What can I say? We remain silent. The girl who wore a daisy in her hair brings me a cup of coffee. She no longer has the daisy and her face is somber. She resents, perhaps, my lingering look. She walks away unhappy. She does not hear us anymore, like before, does not want to hear us. I find aguardiente bottles under the table.
“Where?” Chepe asks us all.
We do not know whether he has started to laugh or to cry, but his mouth slackens, his head trembles.
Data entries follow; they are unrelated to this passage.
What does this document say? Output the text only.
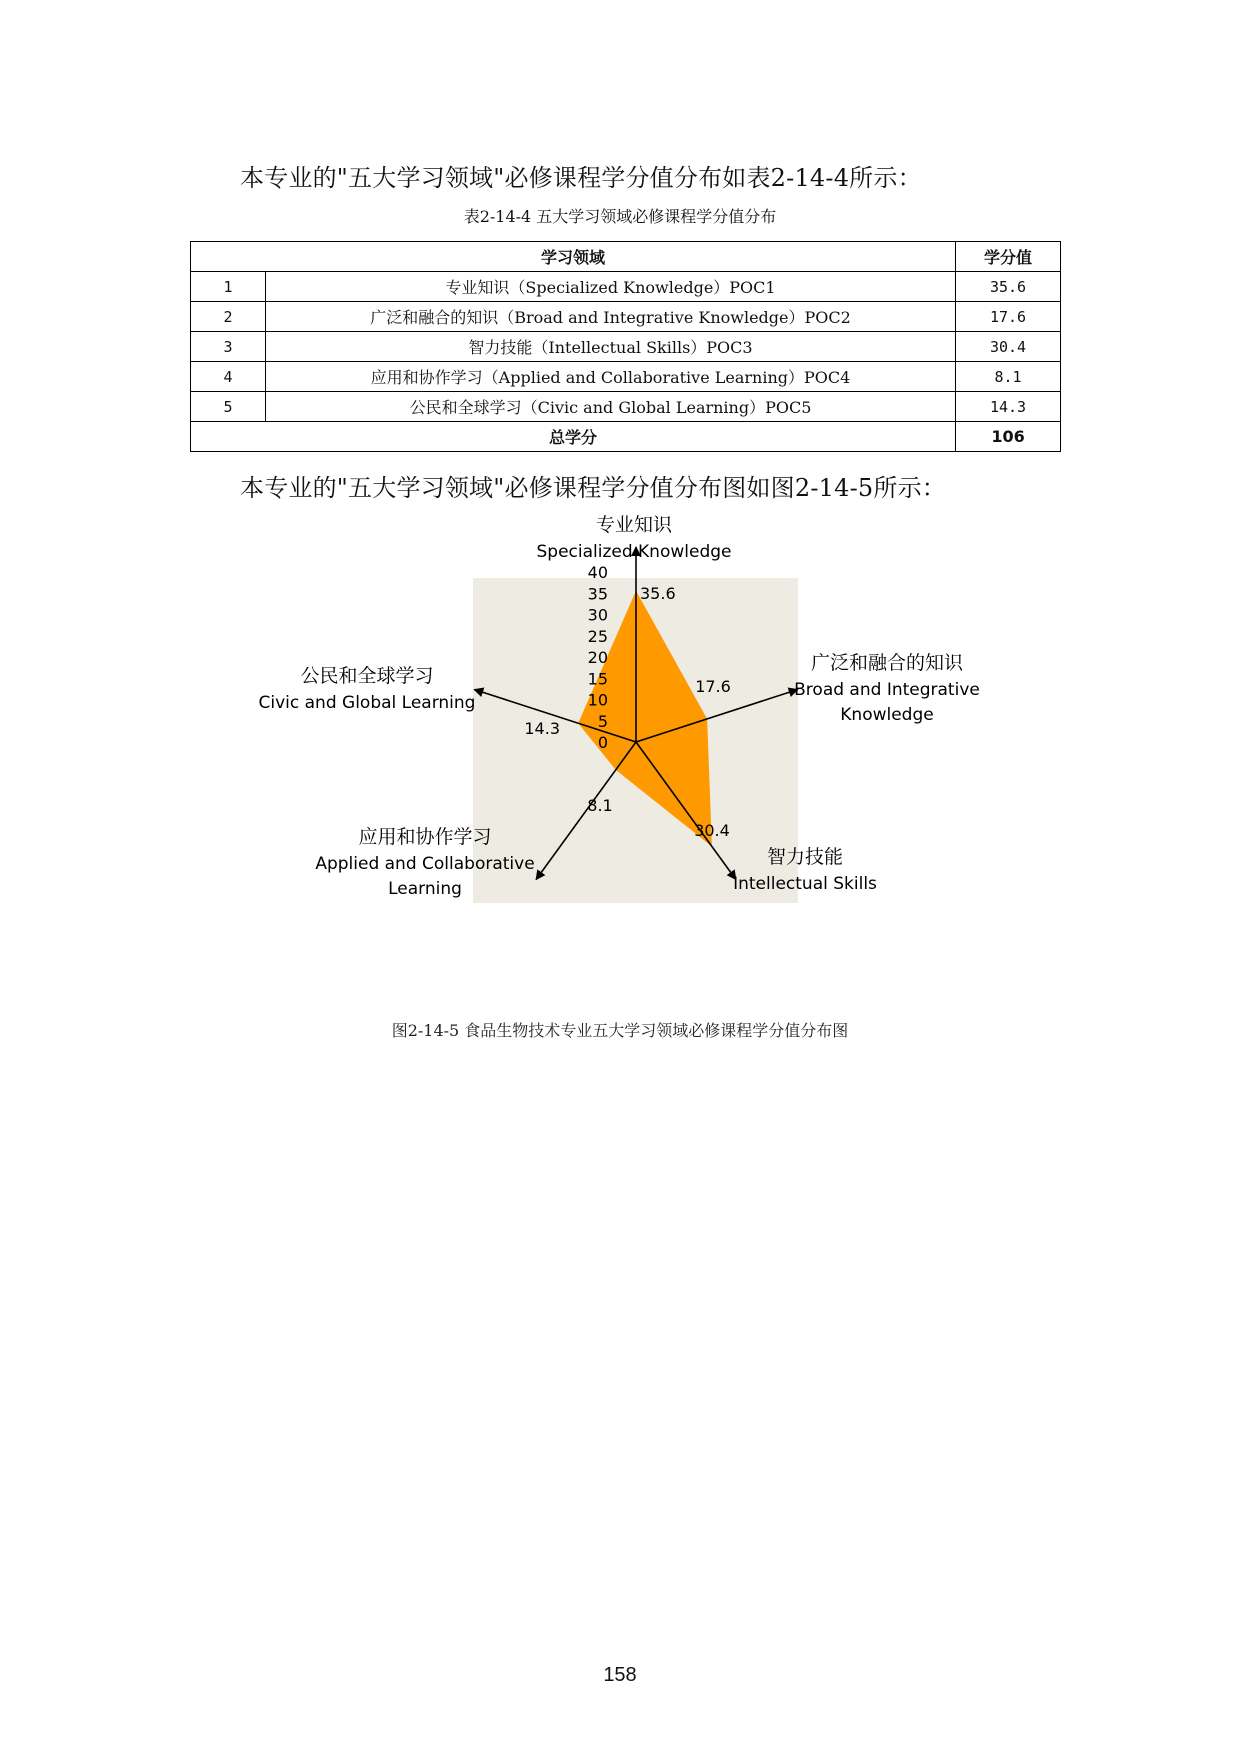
本专业的"五大学习领域"必修课程学分值分布如表2-14-4所示：

表2-14-4 五大学习领域必修课程学分值分布

学习领域		学分值
1	专业知识（Specialized Knowledge）POC1	35.6
2	广泛和融合的知识（Broad and Integrative Knowledge）POC2	17.6
3	智力技能（Intellectual Skills）POC3	30.4
4	应用和协作学习（Applied and Collaborative Learning）POC4	8.1
5	公民和全球学习（Civic and Global Learning）POC5	14.3
总学分		106

本专业的"五大学习领域"必修课程学分值分布图如图2-14-5所示：

0
5
10
15
20
25
30
35
40
35.6
17.6
30.4
8.1
14.3
专业知识
Specialized Knowledge
广泛和融合的知识
Broad and Integrative
Knowledge
智力技能
Intellectual Skills
应用和协作学习
Applied and Collaborative
Learning
公民和全球学习
Civic and Global Learning

图2-14-5 食品生物技术专业五大学习领域必修课程学分值分布图

158
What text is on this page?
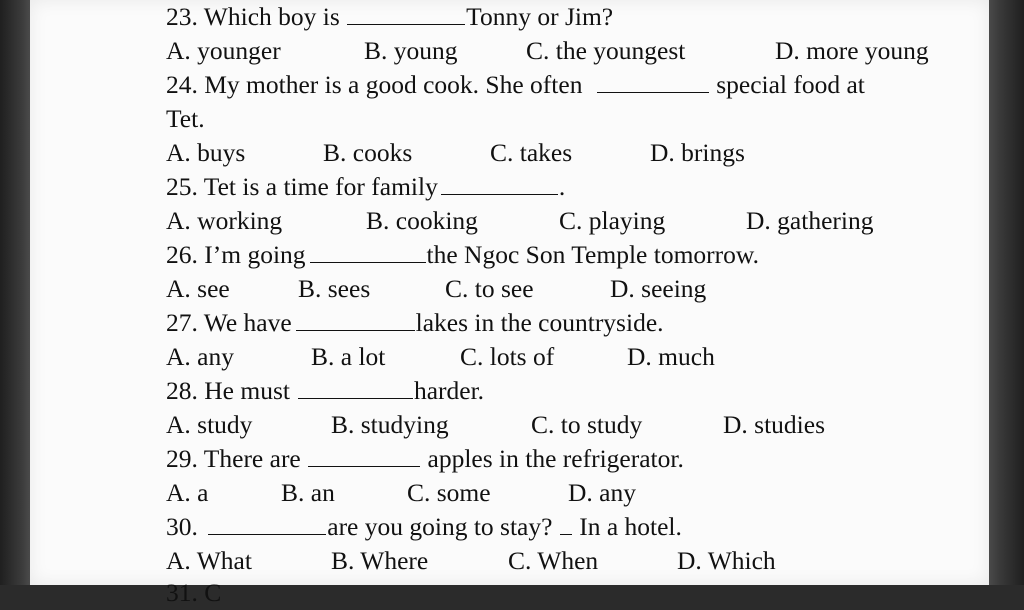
23. Which boy is	Tonny or Jim?
A. younger	B. young	C. the youngest	D. more young
24. My mother is a good cook. She often	special food at
Tet.
A. buys	B. cooks	C. takes	D. brings
25. Tet is a time for family	.
A. working	B. cooking	C. playing	D. gathering
26. I’m going	the Ngoc Son Temple tomorrow.
A. see	B. sees	C. to see	D. seeing
27. We have	lakes in the countryside.
A. any	B. a lot	C. lots of	D. much
28. He must	harder.
A. study	B. studying	C. to study	D. studies
29. There are	apples in the refrigerator.
A. a	B. an	C. some	D. any
30.	are you going to stay? In a hotel.
A. What	B. Where	C. When	D. Which
31. C
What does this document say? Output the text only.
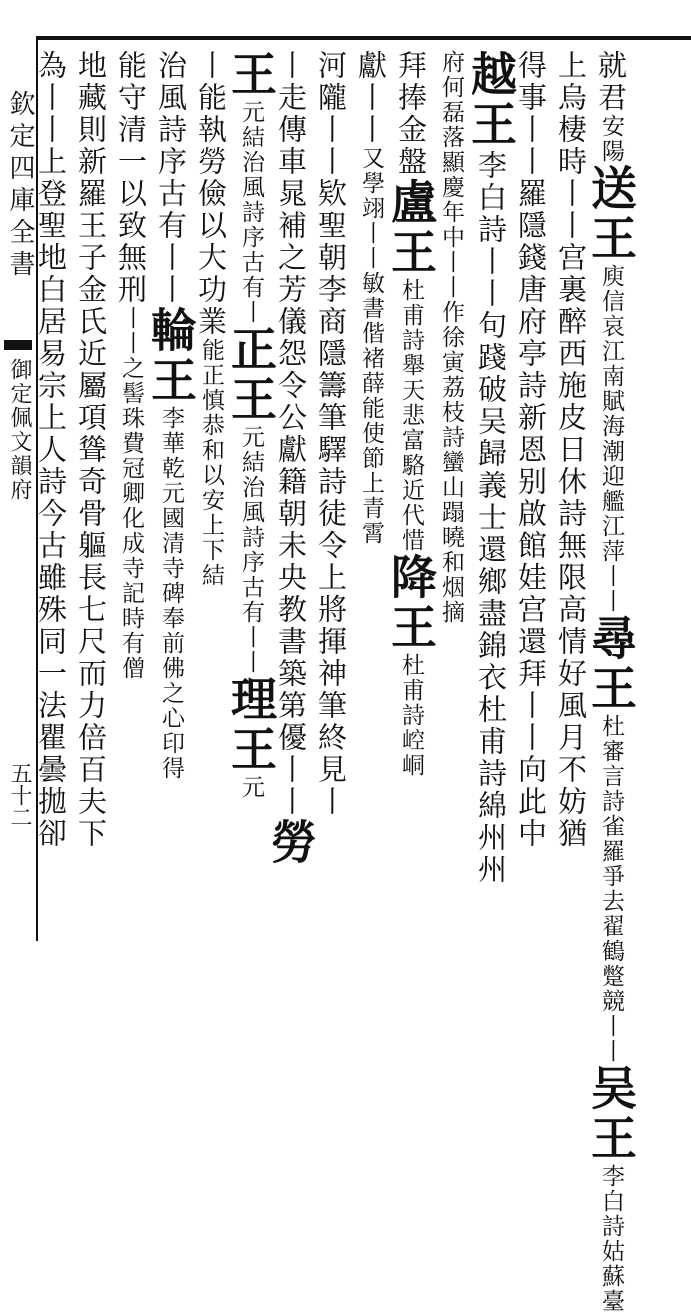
欽定四庫全書
御定佩文韻府
五十二
就君安陽送王庾信哀江南賦海潮迎艦江萍丨丨尋王杜審言詩雀羅爭去翟鶴蹩競丨丨吴王李白詩姑蘇臺
上烏棲時丨丨宫裏醉西施皮日休詩無限高情好風月不妨猶
得事丨丨羅隱錢唐府亭詩新恩别啟館娃宫還拜丨丨向此中
越王李白詩丨丨句踐破吴歸義士還鄉盡錦衣杜甫詩綿州州
府何磊落顯慶年中丨丨作徐寅荔枝詩蠻山蹋曉和烟摘
拜捧金盤盧王杜甫詩舉天悲富駱近代惜降王杜甫詩崆峒
獻丨丨又學翊丨丨敏書偕褚薛能使節上青霄
河隴丨丨欵聖朝李商隱籌筆驛詩徒令上將揮神筆終見丨
丨走傳車晁補之芳儀怨令公獻籍朝未央教書築第優丨丨勞
王元結治風詩序古有丨正王元結治風詩序古有丨丨理王元
丨能執勞儉以大功業能正慎恭和以安上下結
治風詩序古有丨丨輪王李華乾元國清寺碑奉前佛之心印得
能守清一以致無刑丨丨之髻珠費冠卿化成寺記時有僧
地藏則新羅王子金氏近屬項聳奇骨軀長七尺而力倍百夫下
為丨丨上登聖地白居易宗上人詩今古雖殊同一法瞿曇拋卻
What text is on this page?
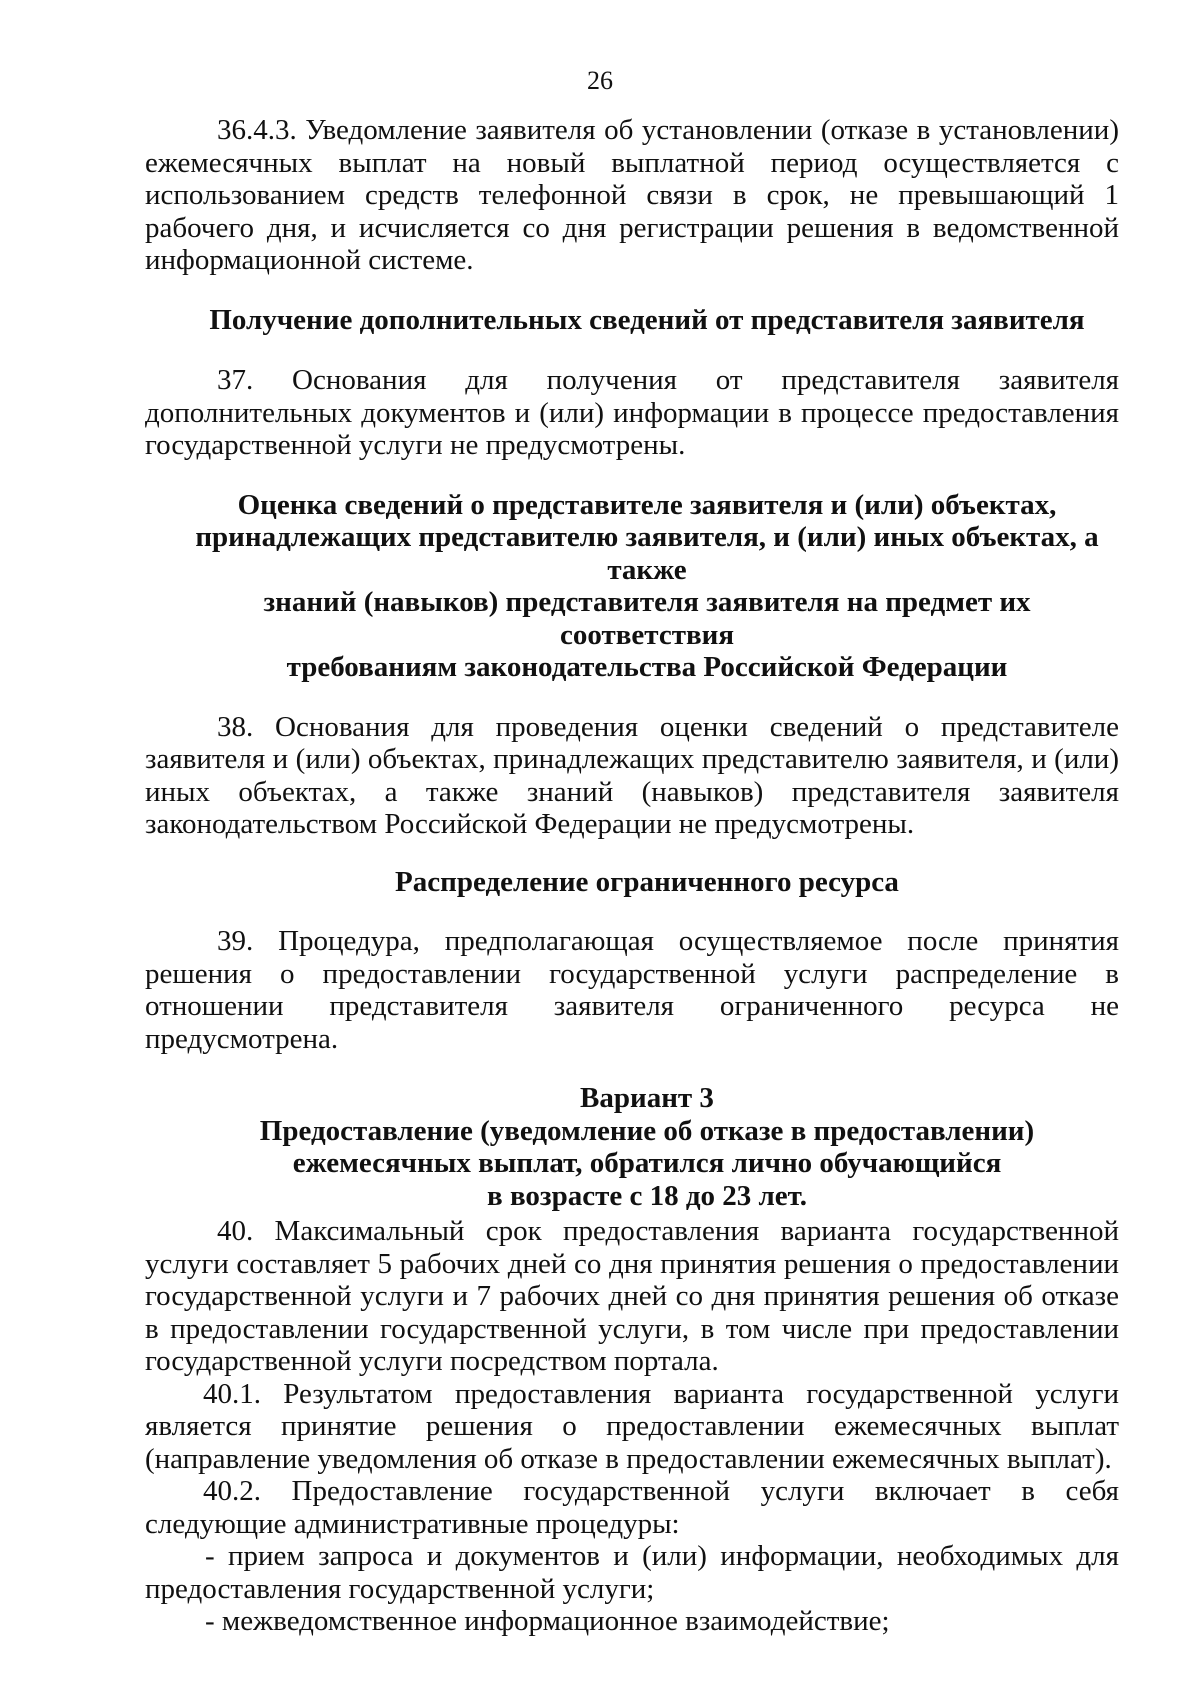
26

36.4.3. Уведомление заявителя об установлении (отказе в установлении) ежемесячных выплат на новый выплатной период осуществляется с использованием средств телефонной связи в срок, не превышающий 1 рабочего дня, и исчисляется со дня регистрации решения в ведомственной информационной системе.

Получение дополнительных сведений от представителя заявителя

37. Основания для получения от представителя заявителя дополнительных документов и (или) информации в процессе предоставления государственной услуги не предусмотрены.

Оценка сведений о представителе заявителя и (или) объектах,
принадлежащих представителю заявителя, и (или) иных объектах, а также
знаний (навыков) представителя заявителя на предмет их соответствия
требованиям законодательства Российской Федерации

38. Основания для проведения оценки сведений о представителе заявителя и (или) объектах, принадлежащих представителю заявителя, и (или) иных объектах, а также знаний (навыков) представителя заявителя законодательством Российской Федерации не предусмотрены.

Распределение ограниченного ресурса

39. Процедура, предполагающая осуществляемое после принятия решения о предоставлении государственной услуги распределение в отношении представителя заявителя ограниченного ресурса не предусмотрена.

Вариант 3
Предоставление (уведомление об отказе в предоставлении)
ежемесячных выплат, обратился лично обучающийся
в возрасте с 18 до 23 лет.

40. Максимальный срок предоставления варианта государственной услуги составляет 5 рабочих дней со дня принятия решения о предоставлении государственной услуги и 7 рабочих дней со дня принятия решения об отказе в предоставлении государственной услуги, в том числе при предоставлении государственной услуги посредством портала.

40.1. Результатом предоставления варианта государственной услуги является принятие решения о предоставлении ежемесячных выплат (направление уведомления об отказе в предоставлении ежемесячных выплат).

40.2. Предоставление государственной услуги включает в себя следующие административные процедуры:

- прием запроса и документов и (или) информации, необходимых для предоставления государственной услуги;

- межведомственное информационное взаимодействие;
“Tell them just that, Chepe,” they say to him.
“Negotiate with them, negotiate. That’s what everyone does.”
I see, behind Chepe, several neighbors’ heads; some smile in silence, on the verge of a joke, because in spite of the bullets and splashes of blood there is always someone who laughs and makes the rest laugh, at the expense of death and the disappearances. This time there was just a touch of somewhat kind irony: Chepe’s tears look like tears of laughter.
He recovers. It is as if he swallows his tears.
“And you, profesor? Any word about your wife?”
“Nothing.”
“It won’t be long, profesor, before they let you know,” someone says. “They must be weighing up your treasures.”
And someone else:
“Profesor, stop in at the post office. There were two letters for you.”
“Really? So there’s still post?”
“The world hasn’t come to an end, profesor,” says one of the ones who laugh.
“What do you know,” I say. “Your world may not have ended, but mine has.”
I finish my coffee, leave Chepe’s shop, and head straight for the post office. Must be letters from my daughter, I think. When the church was blown up she wrote to us asking if we wanted to go and live with them, assuring us we would be welcomed by her husband, begging us to think of our grandchildren. Neither Otilia nor I had any hesitation: we were never leaving here.